一个简单的 for 循环，与 indexOf 和拼接匹配匹配。

var arrOne = [1, 4, 7];
var arrTwo = [1, 2, 3, 4, 5];
var arrThree = [];
for (var i = 0; i < arrTwo.length; i++) {
  if (arrOne.indexOf(arrTwo[i]) >= 0) {
    arrThree.push(arrTwo[i]);
    arrTwo.splice(i, 1);
    i--;
  }
}
console.log(arrOne, arrTwo, arrThree)

Array.IndexOf

Array.splice

查看下划线库。 arrOne 中所有也在 arrTwo 中的元素都称为 _.intersection() 。

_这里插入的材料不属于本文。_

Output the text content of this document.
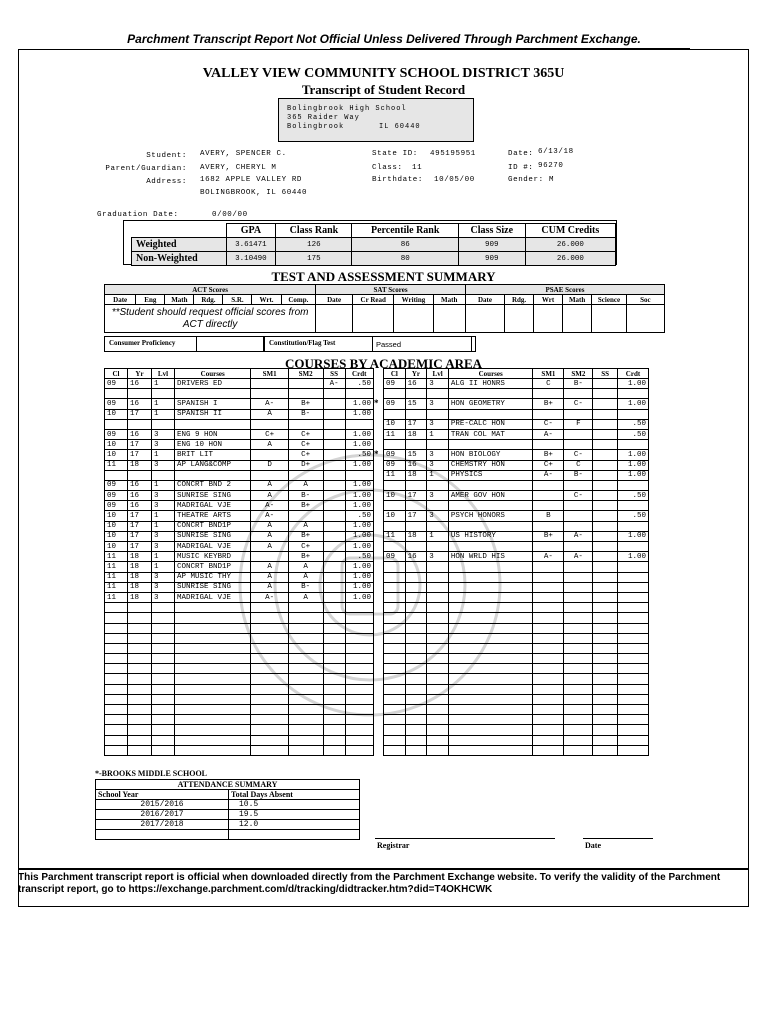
Parchment Transcript Report Not Official Unless Delivered Through Parchment Exchange.
VALLEY VIEW COMMUNITY SCHOOL DISTRICT 365U
Transcript of Student Record
Bolingbrook High School
365 Raider Way
Bolingbrook	IL 60440
Student: AVERY, SPENCER C.
Parent/Guardian: AVERY, CHERYL M
Address: 1682 APPLE VALLEY RD
BOLINGBROOK, IL 60440
State ID: 495195951
Class: 11
Birthdate: 10/05/00
Date: 6/13/18
ID #: 96270
Gender: M
Graduation Date:	0/00/00
	GPA	Class Rank	Percentile Rank	Class Size	CUM Credits
Weighted	3.61471	126	86	909	26.000
Non-Weighted	3.10490	175	80	909	26.000
TEST AND ASSESSMENT SUMMARY
ACT Scores							SAT Scores				PSAE Scores					
Date	Eng	Math	Rdg.	S.R.	Wrt.	Comp.	Date	Cr Read	Writing	Math	Date	Rdg.	Wrt	Math	Science	Soc
**Student should request official scores from ACT directly																
Consumer Proficiency	Constitution/Flag Test	Passed
COURSES BY ACADEMIC AREA
Cl	Yr	Lvl	Courses	SM1	SM2	SS	Crdt
09	16	1	DRIVERS ED			A-	.50

09	16	1	SPANISH I	A-	B+		1.00
10	17	1	SPANISH II	A	B-		1.00

09	16	3	ENG 9 HON	C+	C+		1.00
10	17	3	ENG 10 HON	A	C+		1.00
10	17	1	BRIT LIT		C+		.50
11	18	3	AP LANG&COMP	D	D+		1.00

09	16	1	CONCRT BND 2	A	A		1.00
09	16	3	SUNRISE SING	A	B-		1.00
09	16	3	MADRIGAL VJE	A-	B+		1.00
10	17	1	THEATRE ARTS	A-			.50
10	17	1	CONCRT BND1P	A	A		1.00
10	17	3	SUNRISE SING	A	B+		1.00
10	17	3	MADRIGAL VJE	A	C+		1.00
11	18	1	MUSIC KEYBRD		B+		.50
11	18	1	CONCRT BND1P	A	A		1.00
11	18	3	AP MUSIC THY	A	A		1.00
11	18	3	SUNRISE SING	A	B-		1.00
11	18	3	MADRIGAL VJE	A-	A		1.00

Cl	Yr	Lvl	Courses	SM1	SM2	SS	Crdt
09	16	3	ALG II HONRS	C	B-		1.00

09	15	3	HON GEOMETRY	B+	C-		1.00

10	17	3	PRE-CALC HON	C-	F		.50
11	18	1	TRAN COL MAT	A-			.50

09	15	3	HON BIOLOGY	B+	C-		1.00
09	16	3	CHEMSTRY HON	C+	C		1.00
11	18	1	PHYSICS	A-	B-		1.00

10	17	3	AMER GOV HON		C-		.50

10	17	3	PSYCH HONORS	B			.50

11	18	1	US HISTORY	B+	A-		1.00

09	16	3	HON WRLD HIS	A-	A-		1.00

*-BROOKS MIDDLE SCHOOL
ATTENDANCE SUMMARY	
School Year	Total Days Absent
2015/2016	10.5
2016/2017	19.5
2017/2018	12.0

Registrar	Date
This Parchment transcript report is official when downloaded directly from the Parchment Exchange website. To verify the validity of the Parchment transcript report, go to https://exchange.parchment.com/d/tracking/didtracker.htm?did=T4OKHCWK
*
*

使用简单的 while 循环和 Array#splice 和Array#unshift方法。

var arrOne = [1, 4, 7];
var arrTwo = [1, 2, 3, 4, 5];
var arrThree = [];
// get length of array
var l = arrTwo.length;
// iterate over array from the end
while (l--) {
  // check value present in arrOne
  if (arrOne.indexOf(arrTwo[l]) > -1)
  // if present then remove and insert it
  // at the beginning of arrThree
    arrThree.unshift(arrTwo.splice(l, 1)[0])
}
console.log(arrTwo, arrThree);

您可以使用过滤器功能来过滤数组。尝试使用以下代码。

    var arrOne = [1, 4, 7];
    var arrTwo = [2, 3, 5, 1];
    var arrThree = [];
    function checkValue(a) {
        return !arrOne.indexOf(a);
    }
    function checkValue2(a) {
        return arrThree.indexOf(a);
    }
    function myFunction() {
        arrThree = arrTwo.filter(checkValue);
        document.getElementById("demo").innerHTML = arrThree ;
        arrTwo = arrTwo.filter(checkValue2);
        document.getElementById("demo1").innerHTML = arrTwo;
    }

var arrOne = [1, 4, 7];
var arrTwo = [1, 2, 3, 4, 5];
var arrThree = diff(arrOne,arrTwo);//passes the two arrays
console.log(arrThree);
function diff(one, two){
  one.forEach(function(e1){ //iterate through the first array
  
    two.forEach(function(e2){//iterate through second
     
      if(e1 == e2) //checking if elements are equal
       two.pop(e2);//removing from second array
   
    });
 });
  return two; //returning new array
}

您可以使用下划线 js 进行简单的数组操作，差分操作将_.difference([1, 2, 3, 4, 5], [5, 2, 10]);。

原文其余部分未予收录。